The Pug (Anthony Pugliese) takes a look at the best players in NFL history to wear every number from 0(00) up to 99. In the third part of a ten part series, The Pug tells you who the best players in NFL history to wear jersey numbers 20-29 were(or are).
Part 3: Numbers 20-29
If you missed the first two parts, click the links below to see 0-19
#20: Barry Sanders, Running Back
— The Poetry Engineer (@PoetryEngineer) May 14, 2017
Considered by many to not only be the best to wear number 20, but be the greatest running back of all time, Barry Sanders found success in Detroit from day one. Barry Sanders earned Rookie of the Year honors after rushing for 1,470 yards and 14 touchdowns. His rookie season was a warning to the league, as Sanders broke the 1k mark in all ten seasons he played.
Sanders was quite possibly the most elusive running back ever. His small statue was never an issue as defenders had a hard time squaring him up. Barry was a true artist in his field, and was breaking ankles long before the term was even coined. Even though he may have been one of the hardest players to bring down in NFL history, Sanders is actually the all-time leader in rushing yards lost by a running back with 1,114.

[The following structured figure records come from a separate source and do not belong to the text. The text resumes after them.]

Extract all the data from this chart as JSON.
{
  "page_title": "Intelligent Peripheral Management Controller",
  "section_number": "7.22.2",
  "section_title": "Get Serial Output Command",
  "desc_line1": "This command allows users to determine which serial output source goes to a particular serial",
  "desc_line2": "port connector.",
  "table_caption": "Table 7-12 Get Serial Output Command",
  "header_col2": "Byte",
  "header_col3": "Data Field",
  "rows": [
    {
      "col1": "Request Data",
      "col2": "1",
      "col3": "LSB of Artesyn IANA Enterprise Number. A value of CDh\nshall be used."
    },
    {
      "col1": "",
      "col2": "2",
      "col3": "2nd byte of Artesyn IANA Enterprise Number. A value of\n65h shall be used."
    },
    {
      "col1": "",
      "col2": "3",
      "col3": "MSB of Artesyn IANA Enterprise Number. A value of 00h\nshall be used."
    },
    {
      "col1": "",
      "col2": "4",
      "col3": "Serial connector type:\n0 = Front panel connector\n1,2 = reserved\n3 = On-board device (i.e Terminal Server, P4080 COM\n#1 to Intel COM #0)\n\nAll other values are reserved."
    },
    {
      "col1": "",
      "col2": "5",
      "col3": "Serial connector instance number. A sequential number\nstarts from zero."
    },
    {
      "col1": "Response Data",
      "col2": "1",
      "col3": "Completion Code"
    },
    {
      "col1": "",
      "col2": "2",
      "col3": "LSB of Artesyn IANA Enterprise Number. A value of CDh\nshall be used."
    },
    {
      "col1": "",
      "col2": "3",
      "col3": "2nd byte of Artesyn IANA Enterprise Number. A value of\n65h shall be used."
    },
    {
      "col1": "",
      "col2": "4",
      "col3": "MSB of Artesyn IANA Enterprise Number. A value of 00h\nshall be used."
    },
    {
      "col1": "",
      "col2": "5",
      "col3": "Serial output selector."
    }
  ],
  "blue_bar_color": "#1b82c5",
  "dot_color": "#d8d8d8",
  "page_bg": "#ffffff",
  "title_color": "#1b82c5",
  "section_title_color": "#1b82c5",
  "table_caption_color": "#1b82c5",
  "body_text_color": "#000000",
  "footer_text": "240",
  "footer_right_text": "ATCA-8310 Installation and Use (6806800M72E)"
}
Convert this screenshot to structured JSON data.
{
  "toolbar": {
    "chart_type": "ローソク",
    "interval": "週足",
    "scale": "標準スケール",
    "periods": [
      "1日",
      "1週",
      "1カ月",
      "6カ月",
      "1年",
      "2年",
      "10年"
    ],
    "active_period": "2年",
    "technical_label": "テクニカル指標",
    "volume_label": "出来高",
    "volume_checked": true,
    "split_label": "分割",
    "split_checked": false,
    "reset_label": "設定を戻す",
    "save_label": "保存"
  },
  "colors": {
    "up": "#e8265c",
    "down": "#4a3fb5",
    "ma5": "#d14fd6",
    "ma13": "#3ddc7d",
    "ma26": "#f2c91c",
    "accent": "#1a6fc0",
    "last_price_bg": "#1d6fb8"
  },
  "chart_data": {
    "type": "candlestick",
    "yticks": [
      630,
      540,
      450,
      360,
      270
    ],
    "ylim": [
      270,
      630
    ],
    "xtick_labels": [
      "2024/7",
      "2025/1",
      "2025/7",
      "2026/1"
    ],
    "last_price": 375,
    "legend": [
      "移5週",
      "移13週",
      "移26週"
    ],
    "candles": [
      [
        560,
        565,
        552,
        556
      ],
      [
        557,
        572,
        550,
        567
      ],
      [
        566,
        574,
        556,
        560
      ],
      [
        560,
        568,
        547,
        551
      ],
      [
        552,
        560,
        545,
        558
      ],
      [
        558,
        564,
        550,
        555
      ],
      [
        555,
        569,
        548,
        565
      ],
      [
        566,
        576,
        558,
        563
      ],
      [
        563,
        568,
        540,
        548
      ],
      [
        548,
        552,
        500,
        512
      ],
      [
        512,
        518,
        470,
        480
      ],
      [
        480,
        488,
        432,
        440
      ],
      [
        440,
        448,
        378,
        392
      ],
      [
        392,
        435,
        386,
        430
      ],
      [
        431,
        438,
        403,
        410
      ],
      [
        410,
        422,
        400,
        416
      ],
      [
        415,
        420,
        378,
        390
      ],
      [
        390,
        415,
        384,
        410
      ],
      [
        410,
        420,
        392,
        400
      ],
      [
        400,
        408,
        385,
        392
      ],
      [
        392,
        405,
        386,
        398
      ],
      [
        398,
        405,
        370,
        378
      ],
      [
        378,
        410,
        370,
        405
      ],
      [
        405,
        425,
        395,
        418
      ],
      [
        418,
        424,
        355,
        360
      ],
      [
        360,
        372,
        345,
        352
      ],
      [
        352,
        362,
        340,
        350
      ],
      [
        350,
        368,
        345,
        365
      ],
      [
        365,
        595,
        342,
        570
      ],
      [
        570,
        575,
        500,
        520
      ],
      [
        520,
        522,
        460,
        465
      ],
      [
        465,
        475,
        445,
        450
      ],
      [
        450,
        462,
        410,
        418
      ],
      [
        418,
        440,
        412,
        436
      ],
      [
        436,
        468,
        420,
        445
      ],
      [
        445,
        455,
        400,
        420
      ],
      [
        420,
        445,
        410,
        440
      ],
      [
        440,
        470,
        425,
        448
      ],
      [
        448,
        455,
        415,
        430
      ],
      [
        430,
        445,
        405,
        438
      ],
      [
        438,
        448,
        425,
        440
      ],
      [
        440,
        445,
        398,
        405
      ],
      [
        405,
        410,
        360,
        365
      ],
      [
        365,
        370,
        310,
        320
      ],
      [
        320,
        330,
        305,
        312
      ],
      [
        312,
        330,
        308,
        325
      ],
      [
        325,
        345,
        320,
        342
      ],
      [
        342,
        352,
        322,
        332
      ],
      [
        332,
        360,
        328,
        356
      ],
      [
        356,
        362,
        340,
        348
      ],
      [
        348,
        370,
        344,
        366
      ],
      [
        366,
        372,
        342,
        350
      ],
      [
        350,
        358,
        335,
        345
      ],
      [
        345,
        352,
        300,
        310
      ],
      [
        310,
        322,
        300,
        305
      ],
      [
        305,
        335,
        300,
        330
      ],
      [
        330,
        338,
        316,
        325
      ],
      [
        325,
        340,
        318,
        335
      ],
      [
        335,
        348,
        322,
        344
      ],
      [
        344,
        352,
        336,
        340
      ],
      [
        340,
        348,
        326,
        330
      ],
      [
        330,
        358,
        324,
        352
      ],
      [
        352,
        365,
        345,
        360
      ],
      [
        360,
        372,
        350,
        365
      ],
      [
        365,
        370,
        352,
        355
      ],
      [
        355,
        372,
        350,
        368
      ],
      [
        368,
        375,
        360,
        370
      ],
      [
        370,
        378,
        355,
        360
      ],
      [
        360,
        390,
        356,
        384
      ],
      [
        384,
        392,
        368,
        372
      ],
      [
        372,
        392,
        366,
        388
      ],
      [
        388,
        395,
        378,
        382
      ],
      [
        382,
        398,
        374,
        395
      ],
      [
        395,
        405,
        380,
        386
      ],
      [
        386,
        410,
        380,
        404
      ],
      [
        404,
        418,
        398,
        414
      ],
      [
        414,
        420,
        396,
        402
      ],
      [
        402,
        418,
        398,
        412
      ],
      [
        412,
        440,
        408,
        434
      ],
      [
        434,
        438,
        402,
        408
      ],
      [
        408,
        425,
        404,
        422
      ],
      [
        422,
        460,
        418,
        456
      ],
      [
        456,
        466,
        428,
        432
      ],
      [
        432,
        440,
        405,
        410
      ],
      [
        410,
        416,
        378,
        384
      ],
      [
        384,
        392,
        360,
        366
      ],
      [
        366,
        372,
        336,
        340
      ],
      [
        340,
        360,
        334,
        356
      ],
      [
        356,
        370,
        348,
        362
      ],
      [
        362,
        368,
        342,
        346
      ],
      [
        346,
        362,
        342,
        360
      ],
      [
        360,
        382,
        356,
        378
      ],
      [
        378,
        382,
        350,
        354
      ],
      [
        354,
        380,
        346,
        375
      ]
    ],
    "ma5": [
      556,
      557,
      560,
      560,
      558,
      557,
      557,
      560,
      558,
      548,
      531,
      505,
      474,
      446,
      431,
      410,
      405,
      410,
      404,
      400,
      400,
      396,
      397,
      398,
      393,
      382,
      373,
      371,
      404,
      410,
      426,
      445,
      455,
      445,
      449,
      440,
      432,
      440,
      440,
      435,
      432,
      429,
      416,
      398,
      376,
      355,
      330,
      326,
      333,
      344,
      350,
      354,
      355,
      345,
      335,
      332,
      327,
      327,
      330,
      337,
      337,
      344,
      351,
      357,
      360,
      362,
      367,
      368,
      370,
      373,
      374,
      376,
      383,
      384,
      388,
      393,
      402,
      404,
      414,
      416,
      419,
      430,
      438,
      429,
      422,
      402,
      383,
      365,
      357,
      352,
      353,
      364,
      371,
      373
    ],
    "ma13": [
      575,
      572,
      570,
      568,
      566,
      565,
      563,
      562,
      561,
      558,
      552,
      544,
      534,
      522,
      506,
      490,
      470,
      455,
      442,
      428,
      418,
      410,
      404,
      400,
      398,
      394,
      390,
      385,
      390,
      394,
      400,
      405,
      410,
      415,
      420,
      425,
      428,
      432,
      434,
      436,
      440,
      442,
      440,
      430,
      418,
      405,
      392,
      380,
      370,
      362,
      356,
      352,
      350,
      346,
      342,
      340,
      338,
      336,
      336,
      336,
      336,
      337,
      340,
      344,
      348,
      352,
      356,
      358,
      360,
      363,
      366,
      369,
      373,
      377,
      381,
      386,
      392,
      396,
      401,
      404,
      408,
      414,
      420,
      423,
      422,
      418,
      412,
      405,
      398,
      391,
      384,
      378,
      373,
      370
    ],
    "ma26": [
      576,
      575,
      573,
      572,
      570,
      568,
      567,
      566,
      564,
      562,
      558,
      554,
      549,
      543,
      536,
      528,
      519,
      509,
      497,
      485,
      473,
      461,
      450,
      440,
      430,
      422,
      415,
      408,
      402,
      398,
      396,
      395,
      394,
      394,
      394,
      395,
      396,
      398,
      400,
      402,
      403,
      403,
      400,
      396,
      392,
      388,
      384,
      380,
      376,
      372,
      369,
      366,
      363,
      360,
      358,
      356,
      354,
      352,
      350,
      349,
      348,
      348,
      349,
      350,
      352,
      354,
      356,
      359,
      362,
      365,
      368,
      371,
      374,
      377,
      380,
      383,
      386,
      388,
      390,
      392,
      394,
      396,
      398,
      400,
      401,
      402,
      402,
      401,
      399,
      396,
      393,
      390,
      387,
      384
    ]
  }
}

“I never valued it (the career rushing yardage record) so much that I thought it was worth my dignity or Walter’s dignity to pursue it amid so much media and marketing attention.”- Barry Sanders via profootballhof.com
Sanders led the league in rushing on four separate occasions during his ten-year career, was a First-Team All-Pro an impressive six times and made the Pro Bowl in every year of his career. Due to the losing culture of the Detroit Lions, Barry felt he lost his competitive edge and retired early finding himself healthy and 1,457 yards away from Walter Payton‘s NFL rushing record. His average yards per carry(5.0) and yards per game(99.8) were second only to Jim Brown.
Even with his early departure from the game, 15,269 yards rushing and 109 combined touchdowns easily earned him a seat in Canton in 2004.